Sebi's board has also approved amendments to mutual fund regulations, allowing intraday borrowings to manage liquidity mismatches due to settlement timing differences, foreign exchange settlements, and mark-to-market obligations on derivative positions.
“Sebi's decision to allow two buybacks in a year aligns the regulations with the Companies Act and provides listed companies greater flexibility in capital management-critical when India Inc. has already announced buybacks worth ₹25,000 crore in 2026 so far, the highest since 2023.”
Makarand M Joshi, founder partner MMJC and Associates
Additionally, the regulator has simplified the transmission of securities and adopted a new code of conduct for its board members. These changes are expected to streamline operations and enhance accountability within the capital markets.

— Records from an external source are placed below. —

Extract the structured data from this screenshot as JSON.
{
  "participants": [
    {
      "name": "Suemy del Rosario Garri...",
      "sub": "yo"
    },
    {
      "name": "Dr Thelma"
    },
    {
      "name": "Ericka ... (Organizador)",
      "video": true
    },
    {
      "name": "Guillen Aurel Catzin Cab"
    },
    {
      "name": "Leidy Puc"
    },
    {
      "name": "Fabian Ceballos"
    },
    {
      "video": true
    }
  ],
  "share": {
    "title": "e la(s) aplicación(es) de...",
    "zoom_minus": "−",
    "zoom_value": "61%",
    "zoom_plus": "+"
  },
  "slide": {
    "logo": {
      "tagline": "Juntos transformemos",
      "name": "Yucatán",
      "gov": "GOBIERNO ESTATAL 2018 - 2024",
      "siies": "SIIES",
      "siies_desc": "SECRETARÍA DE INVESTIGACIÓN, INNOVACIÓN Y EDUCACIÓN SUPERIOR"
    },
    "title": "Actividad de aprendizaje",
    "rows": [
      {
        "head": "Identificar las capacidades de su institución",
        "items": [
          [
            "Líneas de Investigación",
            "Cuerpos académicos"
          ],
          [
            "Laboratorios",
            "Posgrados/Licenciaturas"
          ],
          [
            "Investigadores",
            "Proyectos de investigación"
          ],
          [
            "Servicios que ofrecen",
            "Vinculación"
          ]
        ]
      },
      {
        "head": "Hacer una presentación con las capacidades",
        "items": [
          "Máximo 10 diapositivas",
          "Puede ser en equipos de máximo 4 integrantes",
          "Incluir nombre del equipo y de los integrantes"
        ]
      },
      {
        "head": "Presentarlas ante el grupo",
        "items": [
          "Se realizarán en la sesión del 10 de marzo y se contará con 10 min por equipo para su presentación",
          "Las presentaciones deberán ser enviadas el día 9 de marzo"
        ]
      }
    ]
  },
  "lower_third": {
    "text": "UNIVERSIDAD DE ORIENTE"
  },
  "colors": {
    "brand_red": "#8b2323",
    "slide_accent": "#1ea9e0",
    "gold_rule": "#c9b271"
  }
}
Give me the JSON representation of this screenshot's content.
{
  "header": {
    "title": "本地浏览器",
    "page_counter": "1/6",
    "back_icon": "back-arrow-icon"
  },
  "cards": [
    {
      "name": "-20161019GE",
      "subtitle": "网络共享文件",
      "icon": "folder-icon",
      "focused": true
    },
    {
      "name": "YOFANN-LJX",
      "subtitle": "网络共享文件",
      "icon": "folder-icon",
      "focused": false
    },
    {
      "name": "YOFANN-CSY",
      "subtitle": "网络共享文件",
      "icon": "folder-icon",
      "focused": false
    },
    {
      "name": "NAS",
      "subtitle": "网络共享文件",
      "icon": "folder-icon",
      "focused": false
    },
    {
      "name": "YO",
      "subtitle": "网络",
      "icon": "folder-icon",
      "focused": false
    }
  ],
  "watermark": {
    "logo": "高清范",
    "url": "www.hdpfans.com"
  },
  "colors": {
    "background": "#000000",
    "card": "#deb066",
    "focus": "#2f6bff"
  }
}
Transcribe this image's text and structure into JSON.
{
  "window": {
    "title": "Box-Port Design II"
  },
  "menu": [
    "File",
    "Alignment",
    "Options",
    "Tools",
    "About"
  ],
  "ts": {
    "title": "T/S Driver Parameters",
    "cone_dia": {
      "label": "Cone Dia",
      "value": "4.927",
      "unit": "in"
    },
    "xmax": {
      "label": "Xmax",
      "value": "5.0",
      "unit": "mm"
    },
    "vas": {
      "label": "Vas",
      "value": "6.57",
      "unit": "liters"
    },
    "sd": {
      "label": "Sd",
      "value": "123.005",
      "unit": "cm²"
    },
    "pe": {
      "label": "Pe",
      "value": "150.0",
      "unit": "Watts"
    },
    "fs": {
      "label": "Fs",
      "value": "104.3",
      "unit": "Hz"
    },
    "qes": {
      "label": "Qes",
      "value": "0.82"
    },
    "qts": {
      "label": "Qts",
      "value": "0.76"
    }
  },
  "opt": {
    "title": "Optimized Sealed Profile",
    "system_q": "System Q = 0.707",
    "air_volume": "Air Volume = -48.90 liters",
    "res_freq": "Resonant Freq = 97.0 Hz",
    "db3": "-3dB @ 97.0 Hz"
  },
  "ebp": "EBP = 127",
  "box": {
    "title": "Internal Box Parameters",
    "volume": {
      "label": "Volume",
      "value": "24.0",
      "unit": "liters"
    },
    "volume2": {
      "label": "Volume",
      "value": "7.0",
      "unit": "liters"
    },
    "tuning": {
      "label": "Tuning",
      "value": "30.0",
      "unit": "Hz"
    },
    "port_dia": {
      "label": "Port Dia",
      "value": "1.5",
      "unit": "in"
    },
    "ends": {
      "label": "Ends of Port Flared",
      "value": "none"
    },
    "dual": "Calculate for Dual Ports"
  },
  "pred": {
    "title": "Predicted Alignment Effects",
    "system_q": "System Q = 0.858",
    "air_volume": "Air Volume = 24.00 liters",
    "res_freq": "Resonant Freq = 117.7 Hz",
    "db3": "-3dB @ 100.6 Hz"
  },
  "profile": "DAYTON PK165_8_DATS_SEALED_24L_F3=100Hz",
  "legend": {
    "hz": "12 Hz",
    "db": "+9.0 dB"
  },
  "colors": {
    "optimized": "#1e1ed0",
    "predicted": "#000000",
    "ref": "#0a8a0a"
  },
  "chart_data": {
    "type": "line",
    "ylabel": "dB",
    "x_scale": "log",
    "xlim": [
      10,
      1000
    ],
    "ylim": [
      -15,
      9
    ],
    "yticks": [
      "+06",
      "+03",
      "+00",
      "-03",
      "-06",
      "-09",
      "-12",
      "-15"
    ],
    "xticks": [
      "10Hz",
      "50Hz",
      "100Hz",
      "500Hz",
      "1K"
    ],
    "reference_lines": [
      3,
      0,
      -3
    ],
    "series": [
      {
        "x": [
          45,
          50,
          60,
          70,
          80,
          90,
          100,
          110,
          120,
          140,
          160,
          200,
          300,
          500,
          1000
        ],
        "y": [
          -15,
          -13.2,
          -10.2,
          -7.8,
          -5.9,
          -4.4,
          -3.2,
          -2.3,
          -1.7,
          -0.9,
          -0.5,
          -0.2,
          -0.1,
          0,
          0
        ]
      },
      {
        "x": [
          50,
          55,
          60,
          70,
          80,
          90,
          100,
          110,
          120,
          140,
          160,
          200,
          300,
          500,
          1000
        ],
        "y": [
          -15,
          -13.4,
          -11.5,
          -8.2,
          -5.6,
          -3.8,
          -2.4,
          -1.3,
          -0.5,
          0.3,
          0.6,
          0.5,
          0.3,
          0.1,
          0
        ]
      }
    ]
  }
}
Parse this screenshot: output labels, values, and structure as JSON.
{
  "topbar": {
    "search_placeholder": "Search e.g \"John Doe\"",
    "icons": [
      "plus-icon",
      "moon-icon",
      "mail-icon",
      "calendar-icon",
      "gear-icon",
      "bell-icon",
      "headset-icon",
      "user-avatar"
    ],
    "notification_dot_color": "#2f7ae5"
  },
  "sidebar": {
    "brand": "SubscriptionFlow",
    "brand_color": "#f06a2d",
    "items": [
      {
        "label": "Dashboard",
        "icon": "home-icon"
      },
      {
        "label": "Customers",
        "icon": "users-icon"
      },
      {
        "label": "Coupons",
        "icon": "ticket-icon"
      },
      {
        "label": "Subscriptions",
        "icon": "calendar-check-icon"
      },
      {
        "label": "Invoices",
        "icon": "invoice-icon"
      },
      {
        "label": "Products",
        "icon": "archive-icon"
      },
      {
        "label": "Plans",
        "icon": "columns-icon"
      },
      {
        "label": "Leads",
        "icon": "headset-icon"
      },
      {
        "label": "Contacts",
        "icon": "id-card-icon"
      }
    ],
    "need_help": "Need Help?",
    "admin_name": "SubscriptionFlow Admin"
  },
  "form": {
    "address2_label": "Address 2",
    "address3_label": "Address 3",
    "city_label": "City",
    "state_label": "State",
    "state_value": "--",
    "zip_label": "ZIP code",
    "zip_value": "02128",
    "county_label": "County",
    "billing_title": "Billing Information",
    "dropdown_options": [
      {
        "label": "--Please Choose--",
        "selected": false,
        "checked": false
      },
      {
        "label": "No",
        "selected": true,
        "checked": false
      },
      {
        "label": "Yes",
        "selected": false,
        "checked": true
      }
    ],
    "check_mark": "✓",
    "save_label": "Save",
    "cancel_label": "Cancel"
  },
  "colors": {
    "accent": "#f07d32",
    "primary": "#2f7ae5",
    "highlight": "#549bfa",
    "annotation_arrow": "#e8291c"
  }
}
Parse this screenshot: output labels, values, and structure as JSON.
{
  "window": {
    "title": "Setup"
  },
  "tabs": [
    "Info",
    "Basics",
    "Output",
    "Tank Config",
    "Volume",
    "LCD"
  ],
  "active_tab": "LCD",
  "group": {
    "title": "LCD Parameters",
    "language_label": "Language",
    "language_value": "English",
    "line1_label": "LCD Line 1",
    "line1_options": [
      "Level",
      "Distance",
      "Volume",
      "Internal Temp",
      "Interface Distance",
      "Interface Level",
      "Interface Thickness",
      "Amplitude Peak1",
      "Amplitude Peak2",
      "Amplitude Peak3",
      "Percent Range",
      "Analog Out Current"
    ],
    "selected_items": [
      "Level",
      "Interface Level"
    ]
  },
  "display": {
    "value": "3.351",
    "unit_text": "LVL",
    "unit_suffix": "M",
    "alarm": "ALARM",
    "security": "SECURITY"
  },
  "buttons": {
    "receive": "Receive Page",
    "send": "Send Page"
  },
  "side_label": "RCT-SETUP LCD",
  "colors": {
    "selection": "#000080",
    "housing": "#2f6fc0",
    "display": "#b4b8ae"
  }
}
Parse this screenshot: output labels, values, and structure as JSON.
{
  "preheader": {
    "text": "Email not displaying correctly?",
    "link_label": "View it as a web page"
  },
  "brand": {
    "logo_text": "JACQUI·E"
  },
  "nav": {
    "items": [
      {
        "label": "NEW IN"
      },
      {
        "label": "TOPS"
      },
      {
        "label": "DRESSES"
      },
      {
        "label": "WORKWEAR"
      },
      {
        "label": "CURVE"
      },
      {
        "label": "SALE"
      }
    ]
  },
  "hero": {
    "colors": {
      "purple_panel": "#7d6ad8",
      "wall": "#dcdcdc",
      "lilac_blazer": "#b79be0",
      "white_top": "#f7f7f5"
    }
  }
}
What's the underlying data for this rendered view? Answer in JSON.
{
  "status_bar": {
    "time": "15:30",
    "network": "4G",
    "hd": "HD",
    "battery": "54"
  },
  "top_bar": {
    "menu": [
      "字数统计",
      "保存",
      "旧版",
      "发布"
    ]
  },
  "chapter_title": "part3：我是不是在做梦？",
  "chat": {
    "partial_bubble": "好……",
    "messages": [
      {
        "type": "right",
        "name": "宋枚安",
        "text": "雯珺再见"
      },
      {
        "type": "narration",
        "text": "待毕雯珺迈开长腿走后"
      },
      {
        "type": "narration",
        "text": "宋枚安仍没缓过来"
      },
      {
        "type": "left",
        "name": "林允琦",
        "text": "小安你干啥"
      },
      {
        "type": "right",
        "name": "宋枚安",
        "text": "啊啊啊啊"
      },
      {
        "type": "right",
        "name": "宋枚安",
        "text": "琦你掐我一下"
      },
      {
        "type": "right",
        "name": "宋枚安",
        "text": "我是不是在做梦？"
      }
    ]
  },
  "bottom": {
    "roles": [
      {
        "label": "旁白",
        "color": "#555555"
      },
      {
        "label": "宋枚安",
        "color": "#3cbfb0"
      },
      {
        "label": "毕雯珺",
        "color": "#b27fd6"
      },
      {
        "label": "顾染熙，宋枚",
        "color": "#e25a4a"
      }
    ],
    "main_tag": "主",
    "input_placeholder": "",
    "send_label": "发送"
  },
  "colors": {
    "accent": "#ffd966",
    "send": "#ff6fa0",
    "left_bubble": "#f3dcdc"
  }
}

"Sebi's decision to allow two buybacks in a year aligns the regulations with the Companies Act and provides listed companies greater flexibility in capital management-critical when India Inc. has already announced buybacks worth ₹25,000 crore in 2026 so far, the highest since 2023," said Makarand M Joshi, founder partner MMJC and Associates, a corporate compliance firm.
The reintroduction of open market buybacks and the discretion in appointing merchant bankers for buybacks shifts responsibility to the company, stock exchanges, and statutory auditors. This move is expected to raise the bar on board-level and auditor accountability.
Background
The reintroduction of open market buybacks comes at a time when Indian companies are increasingly looking for flexible capital management strategies. With buybacks worth ₹25,000 crore already announced in 2026, the highest since 2023, this regulatory change is poised to impact corporate financial strategies significantly.
Looking ahead, market participants will be closely watching how companies adapt to these changes and the impact on shareholder value. The flexibility in buyback options and reduced compliance costs could lead to more dynamic capital management strategies across the board.